C’est par un avion de ce genre que je suis arrivé à Alek, province de Bahr el-Ghazal, littéralement le « pays des gazelles », qui est, tout près de la frontière avec le Nord, l’une des régions les plus éprouvées par la guerre. Le voyage a duré quatre heures. J’ai été accueilli, sur la piste de brousse, par une joyeuse cohue de soldats sudistes en uniforme ; de civils, en short, la kalachnikov croisée sur la poitrine ; d’enfants nus, au corps enduit de cendre et d’urine mêlées pour, dit-on, éloigner les insectes. J’ai vu, entouré de ses quatre commandants, Deng Alor, gouverneur de la province et ex-ministre des Affaires étrangères de John Garang, le chef sudiste et chrétien. Et puis je suis arrivé dans un beau camp tout neuf, composé d’une douzaine de cases impeccables, d’une clôture de chaume, d’un centre de transmissions, d’un grand espace couvert prévu pour des repas nombreux – mais, chose bizarre, complètement vide.

« Où sommes-nous ? ai-je demandé au jeune garçon qui m’a montré ma case – Dans un camp humanitaire, de la Norve­gian Church Aid. – Où sont les Norvégiens, alors ? Les volontaires humanitaires ? – En congé, à Nairobi. – Tous ? – Tous ! » Et demandant à visiter le reste du camp, insistant pour voir, surtout, le petit dispensaire attenant, je découvre qu’il est fermé, visiblement depuis longtemps ; puis, l’ayant fait ouvrir, je trouve un lit, un seul, qui n’a, semble-t-il, jamais servi ; et je vois enfin, à la porte, une femme dinka, portant un bébé dénutri, à laquelle nul ne semble songer à apporter le moindre secours. Un camp fantôme ? Non. Un faux camp. Un camp qui, plus exactement, et enquête faite, a, en effet, été construit, à l’automne 1998, par des humanitaires norvégiens mais pour être, presque aussitôt, offert à l’Armée populaire de libération du Soudan (SPLA) de Deng Alor et de Garang – autrement dit, qu’on le veuille ou non, et quelque parti que l’on prenne quant aux origines ou à l’issue de cette guerre, à l’un des belligérants.

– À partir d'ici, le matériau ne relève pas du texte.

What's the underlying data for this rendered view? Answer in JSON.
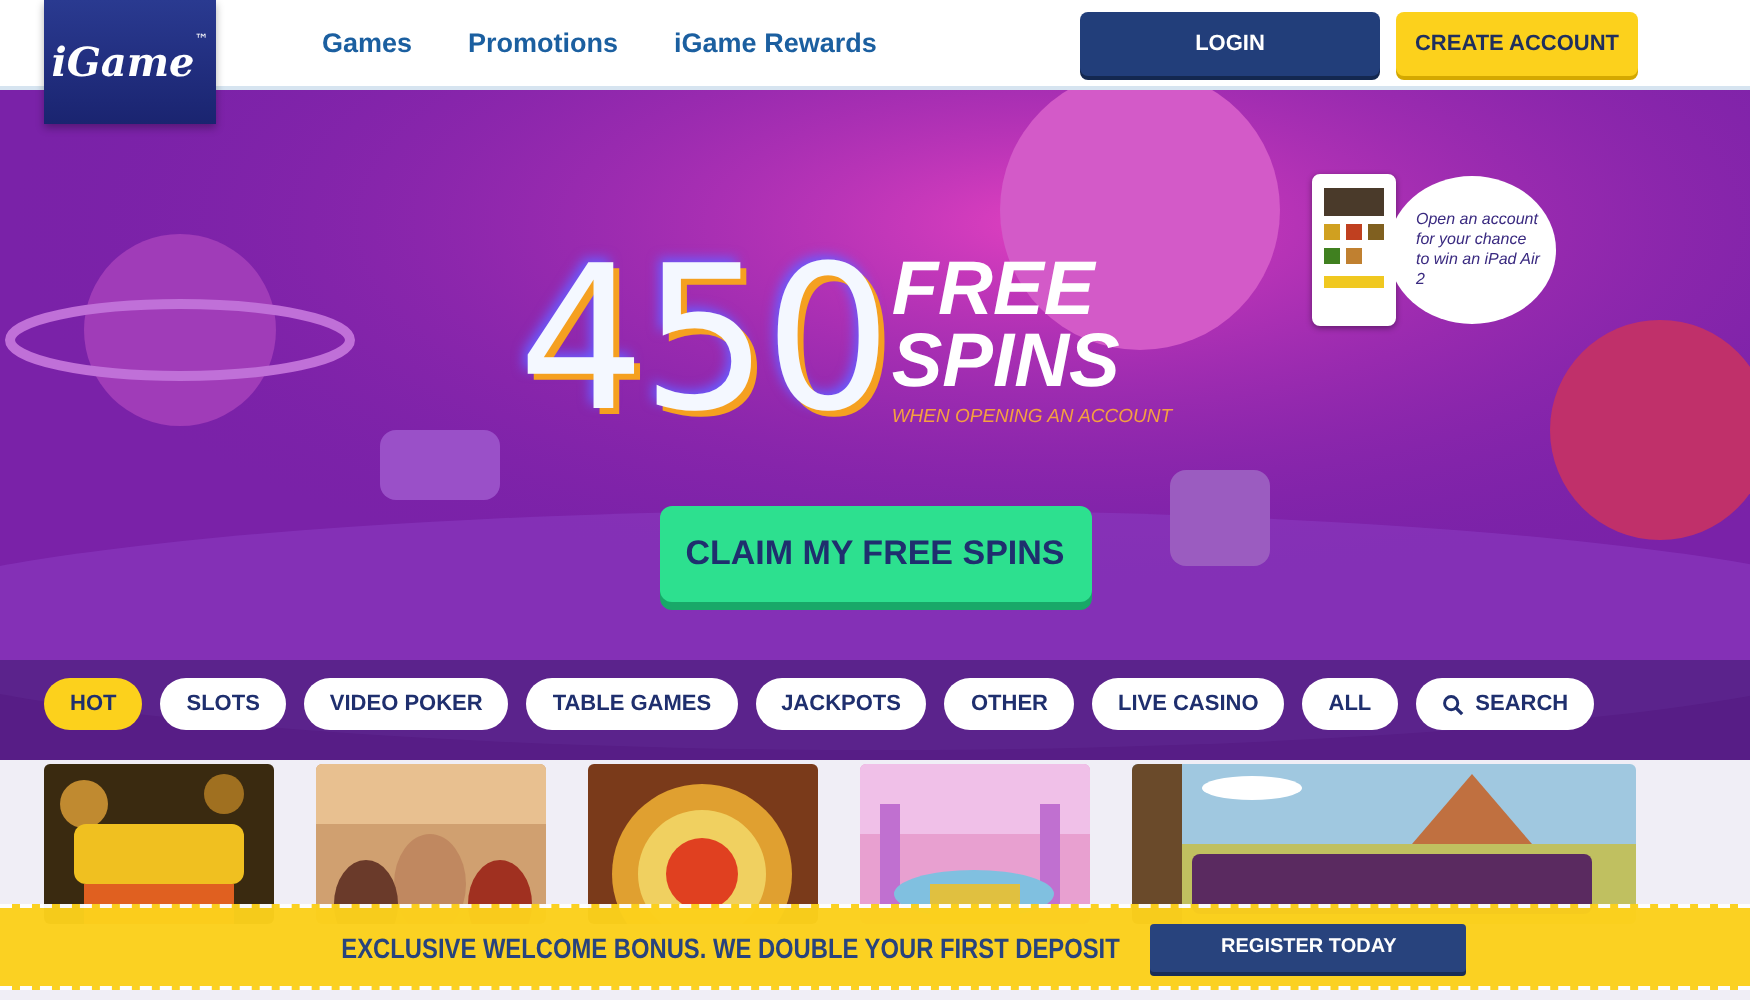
{
  "header": {
    "logo": "iGame",
    "logo_mark": "™",
    "nav": [
      "Games",
      "Promotions",
      "iGame Rewards"
    ],
    "buttons": [
      {
        "label": "LOGIN",
        "kind": "primary"
      },
      {
        "label": "CREATE ACCOUNT",
        "kind": "accent"
      }
    ]
  },
  "hero": {
    "number": "450",
    "headline": [
      "FREE",
      "SPINS"
    ],
    "subtitle": "WHEN OPENING AN ACCOUNT",
    "cta": "CLAIM MY FREE SPINS",
    "promo": "Open an account for your chance to win an iPad Air 2"
  },
  "filters": [
    {
      "label": "HOT",
      "selected": true
    },
    {
      "label": "SLOTS",
      "selected": false
    },
    {
      "label": "VIDEO POKER",
      "selected": false
    },
    {
      "label": "TABLE GAMES",
      "selected": false
    },
    {
      "label": "JACKPOTS",
      "selected": false
    },
    {
      "label": "OTHER",
      "selected": false
    },
    {
      "label": "LIVE CASINO",
      "selected": false
    },
    {
      "label": "ALL",
      "selected": false
    },
    {
      "label": "SEARCH",
      "selected": false,
      "kind": "search"
    }
  ],
  "games": [
    {
      "kind": "picture",
      "wide": false
    },
    {
      "kind": "picture",
      "wide": false
    },
    {
      "kind": "picture",
      "wide": false
    },
    {
      "kind": "picture",
      "wide": false
    },
    {
      "kind": "picture",
      "wide": true
    }
  ],
  "banner": {
    "text": "EXCLUSIVE WELCOME BONUS. WE DOUBLE YOUR FIRST DEPOSIT",
    "button": "REGISTER TODAY"
  }
}
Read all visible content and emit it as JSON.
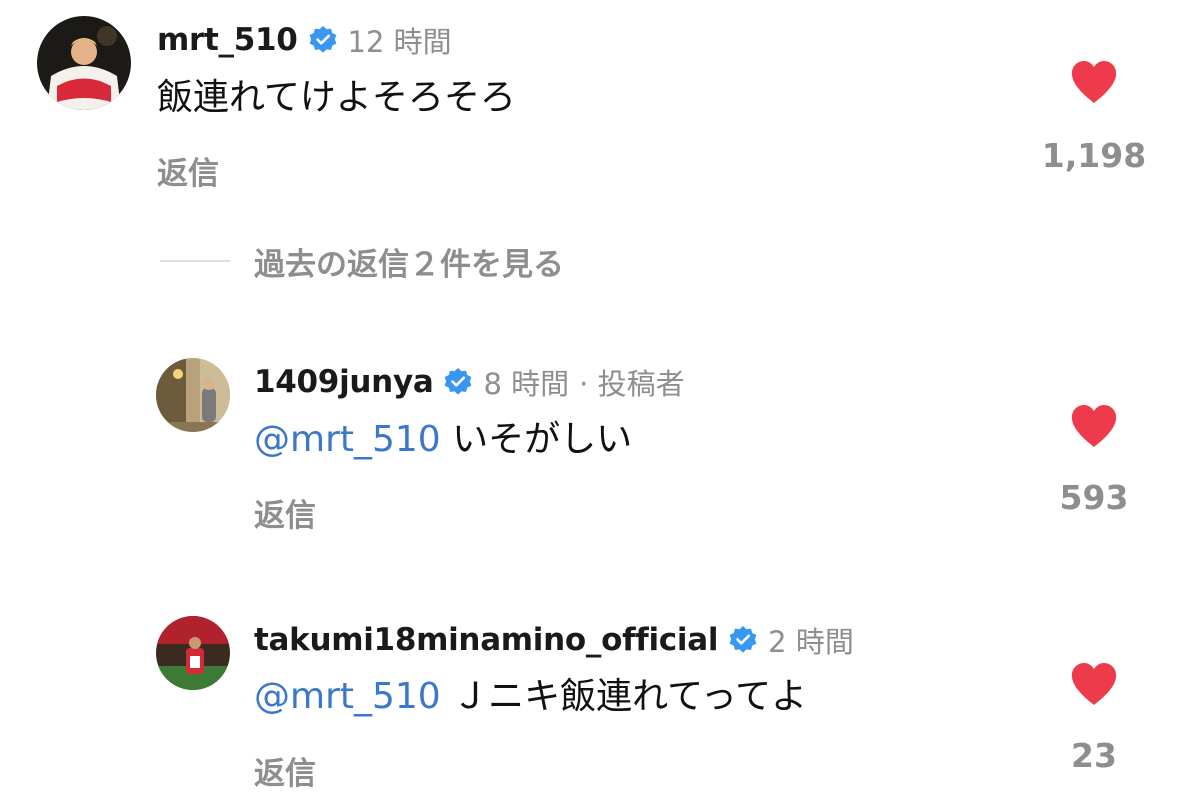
{
  "comments": [
    {
      "username": "mrt_510",
      "verified": true,
      "time": "12 時間",
      "author_tag": "",
      "mention": "",
      "text": "飯連れてけよそろそろ",
      "reply_label": "返信",
      "likes": "1,198",
      "avatar_desc": "person-with-flag"
    },
    {
      "username": "1409junya",
      "verified": true,
      "time": "8 時間",
      "author_tag": "· 投稿者",
      "mention": "@mrt_510",
      "text": "いそがしい",
      "reply_label": "返信",
      "likes": "593",
      "avatar_desc": "person-indoors"
    },
    {
      "username": "takumi18minamino_official",
      "verified": true,
      "time": "2 時間",
      "author_tag": "",
      "mention": "@mrt_510",
      "text": "Ｊニキ飯連れてってよ",
      "reply_label": "返信",
      "likes": "23",
      "avatar_desc": "player-in-stadium"
    }
  ],
  "view_replies": {
    "label": "過去の返信２件を見る"
  },
  "colors": {
    "heart": "#ed3b4b",
    "mention": "#3b78c9",
    "verified": "#3897f0",
    "secondary_text": "#8e8e8e"
  },
  "icons": {
    "like": "heart-icon",
    "verified": "verified-badge-icon"
  }
}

Me revient l’image de ces étals improvisés, sur la route de Kakuma, au Kenya, où des nomades turkanas vendaient des rations alimentaires marquées du sigle des Nations Unies. Et me revient surtout ma conversation, le jour même, avec l’homme des visas de Lokichokio, m’assurant : primo, que ces paquets, ce sont les guérilleros du SPLA qui les apportent du Soudan et qui les ont donc, d’une manière ou d’une autre, subtilisés aux civils qui en étaient les vrais destinataires ; secundo, que Khartoum, voyant cela, sachant que c’est cette aide détournée qui permet au SPLA de financer ses achats d’armes, en conclut que, pour arrêter les armes, il faut arrêter les aides et que, pour arrêter les aides, le plus simple est d’éliminer les civils qui les reçoivent – soit en les déplaçant, soit carrément en les tuant. Humanitaires otages. Mobilisation des humanitaires dans une logique de guerre qui les dépasse. Comme si cette guerre, la plus ancienne du monde, qui a déjà fait deux millions de morts (davantage que la Bosnie, le Kosovo, le Rwanda réunis), quatre millions et demi de déplacés (trois Sud-Soudanais sur quatre), avait choisi d’ins­trumentaliser jusqu’à notre compassion. Comme si, au Soudan, même le Bien s’était mis au service du Mal.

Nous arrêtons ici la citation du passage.